El vicepresidente del Banco de la Provincia de Buenos Aires (Bapro), Carlos Antonio Pérez, calificó como un acierto del gobierno de México que busque reducir su elevada concentración comercial con Estados Unidos.

En entrevista con Notimex, señaló que la diversificación de mercados de México y Latinoamérica cobra una mayor importancia en la actualidad, ante el establecimiento de políticas proteccionistas en algunas economías de relevancia comercial global.

"En el mundo se empiezan a ver ciertas corrientes proteccionistas, está el Brexit en Gran Bretaña, y el gobierno de Estados Unidos, con el presidente Donald Trump, con un discurso agresivo en materia comercial que lo traslada en parte a su acción de gobierno".

Añadió que es precisamente con los grandes jugadores donde surge la amenaza de guerra comercial, "un problema que no tiene que ver con los acuerdos comerciales que tiene Latinoamérica, pero que sí impacta colateralmente en nuestros países, no es favorable, es una amenaza y uno debe tratar de mitigarla con acuerdos regionales", afirmó.

De hecho, subrayó que mientras en los últimos años ha evolucionado satisfactoriamente la integración comercial entre economías de la región, el desafío dentro de la misma no está en la creación de lazos más fuertes o tratados comerciales.

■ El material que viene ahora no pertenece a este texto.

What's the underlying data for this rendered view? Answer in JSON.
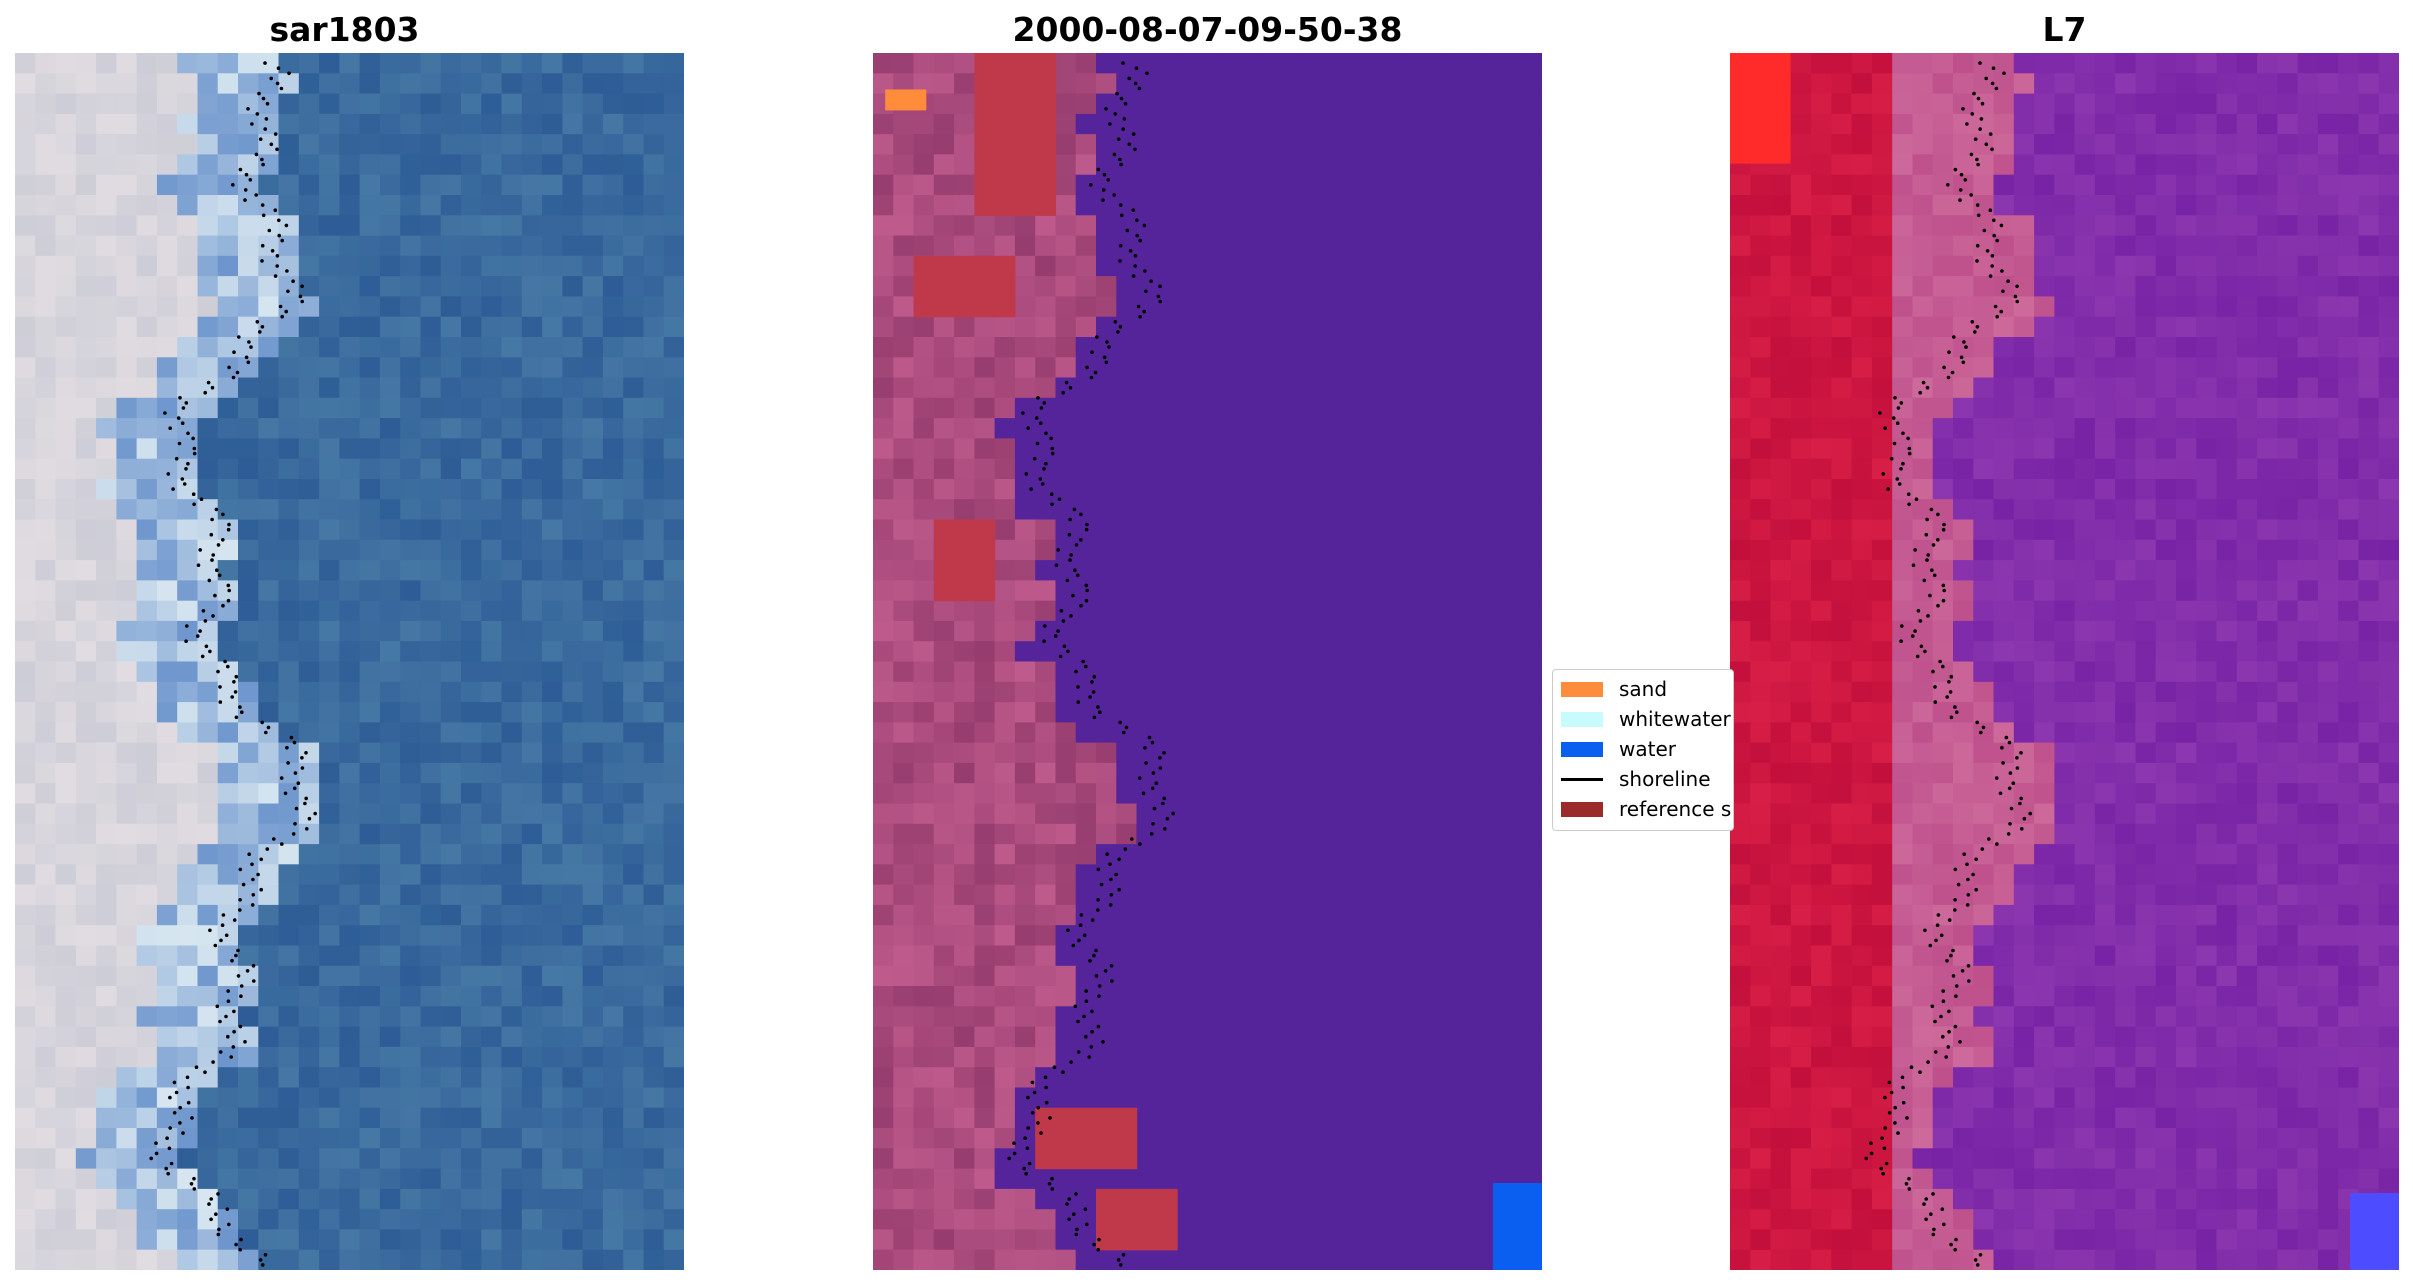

Sino en aminorar la elevada concentración mercantil que tienen ciertos países con sus pares (sobre todo más cercanos), y en ampliar la diversificación de los productos que pueden desarrollar, tomando en cuenta su natural vocación productiva.

En el caso de los productos, apuntó, cada país debe de pasar de ser exportador de productos primarios a otros de mayor valor agregado, aemás de crear productos que vayan creando valor.

"Es una región que comercializa internacionalmente commodities, es decir, productos primarios; debe ir avanzando en que éstos le vayan cediendo terreno, por ejemplo, en el caso de Argentina, a productos de manufactura agropecuarios".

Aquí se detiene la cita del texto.